ISLAMABAD — With a decision to fast-track the construction of a natural gas pipeline from Iran, Pakistan is underscoring not only the energy needs of its flailing economy but also its growing estrangement from Washington.
(PHOTO: Map locates route of natural gas pipeline stretching from Persian Gulf, across Iran to Pakistan, with data about proven natural gas reserves and Pakistan’s energy supply.)
The move came despite the objections of the United States and could put Pakistan at risk of violating U.S. sanctions on Tehran aimed at denying Iran hard currency that it needs for its nuclear and ballistic missile programs. But as President Asif Ali Zardari said in a rare television interview last week, Pakistan has no choice but to seek greater ties with its neighbors — Iran, China, India and Afghanistan — “because the economies of the West are in trouble and not in a position to help us.”
Zardari’s comments were the clearest enunciation yet of a change in Pakistan’s foreign policy away from the United States as Islamabad plans for 2014, when U.S.-led NATO combat forces are expected to stand down in Afghanistan.
Zardari said Pakistan would not be drawn into new American “theaters of war” in the region — a clear reference to fresh U.S. sanctions against Iran and tensions stemming from Tehran’s threat to close the Strait of Hormuz, a vital waterway for oil traffic. Pakistan, he said, would accelerate the construction of a natural gas pipeline from Iran to plug a supply shortfall that in December brought the economy here to a near standstill.
“We will not limit our commercial relations with any country because of the political whims of any outside power,” Zardari told the Geo cable news channel in an interview aired Friday. “Our priority is the needs of our population of nearly 200 million people.”
The U.S. has repeatedly urged Pakistan to reconsider its plans to import up to 1 billion cubic meters of natural gas a year beginning in 2017 from Iran’s South Pars field — part of a geological structure under the Persian Gulf that forms the world’s largest deposit of natural gas. Last week, State Department spokeswoman Victoria Nuland said, “We’ve made absolutely clear over many months now our concern about this deal and we will continue to talk to Pakistan about it.”
Iran has completed construction of the $7.5 billion pipeline up to the border with Pakistan, which has begun preparing to assemble its section. The countries are targeting mid-2014 for gas supplies to begin flowing.

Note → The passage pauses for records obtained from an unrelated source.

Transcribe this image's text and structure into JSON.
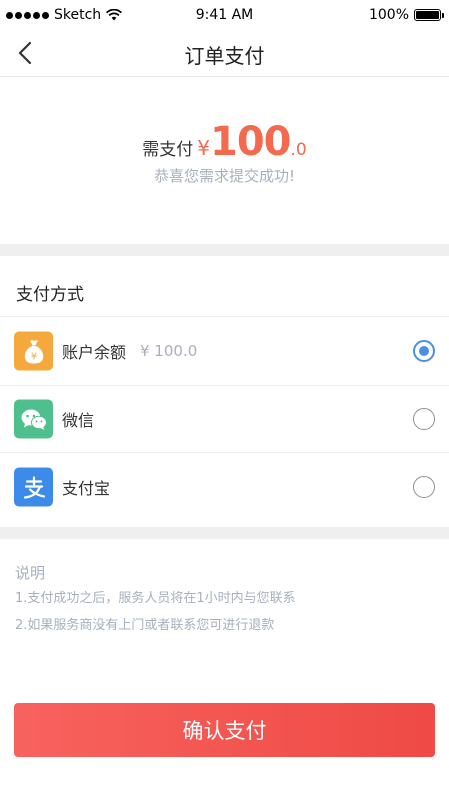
{
  "status_bar": {
    "carrier": "Sketch",
    "time": "9:41 AM",
    "battery_level": "100%"
  },
  "nav": {
    "title": "订单支付"
  },
  "amount": {
    "label": "需支付",
    "currency": "¥",
    "integer": "100",
    "decimal": ".0",
    "success_message": "恭喜您需求提交成功!"
  },
  "payment": {
    "section_title": "支付方式",
    "methods": [
      {
        "label": "账户余额",
        "balance": "¥ 100.0",
        "icon": "money-bag-icon",
        "selected": true
      },
      {
        "label": "微信",
        "icon": "wechat-icon",
        "selected": false
      },
      {
        "label": "支付宝",
        "icon": "alipay-icon",
        "selected": false
      }
    ]
  },
  "notes": {
    "title": "说明",
    "items": [
      "1.支付成功之后，服务人员将在1小时内与您联系",
      "2.如果服务商没有上门或者联系您可进行退款"
    ]
  },
  "confirm_button": "确认支付",
  "colors": {
    "accent": "#f26b4e",
    "button_start": "#f8625e",
    "button_end": "#ef4a45",
    "radio_selected": "#4a90e2",
    "balance_icon_bg": "#f5a83c",
    "wechat_icon_bg": "#4fc08d",
    "alipay_icon_bg": "#3d8be8"
  }
}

Foreign policy analysts linked Pakistan’s growing ties with Iran to the deterioration of its relationship with Washington since May, when U.S. officials decided not to inform their Pakistani counterparts of the covert U.S. raid that killed Osama bin Laden 60 miles north of Islamabad.
The relationship plunged to its lowest point after NATO forces inadvertently killed about two dozen Pakistani soldiers in a friendly-fire incident on the Afghanistan border in November. Pakistan has since barred the passage of NATO military supplies through its border crossings into Afghanistan, while a parliamentary committee weighs possible foreign policy changes that could include attempting to renegotiate U.S.-Pakistani defense agreements. A special session of parliament is expected to vote on the committee’s recommendations later this month.
“Since 9/11, Pakistan has been obliged to cede a lot of regional strategic decision-making to the U.S, and its relations with Iran suffered badly,” said Ghani Jafar, an expert and commentator on Pakistan-Iran relations.
“Now it has chosen to exercise its strategic prerogative of building good relations with Iran. India to the east has been hostile, and Afghanistan to the northwest has hardly been a friend. Come what may, we have got to have Iran as a friend,” Jafar said.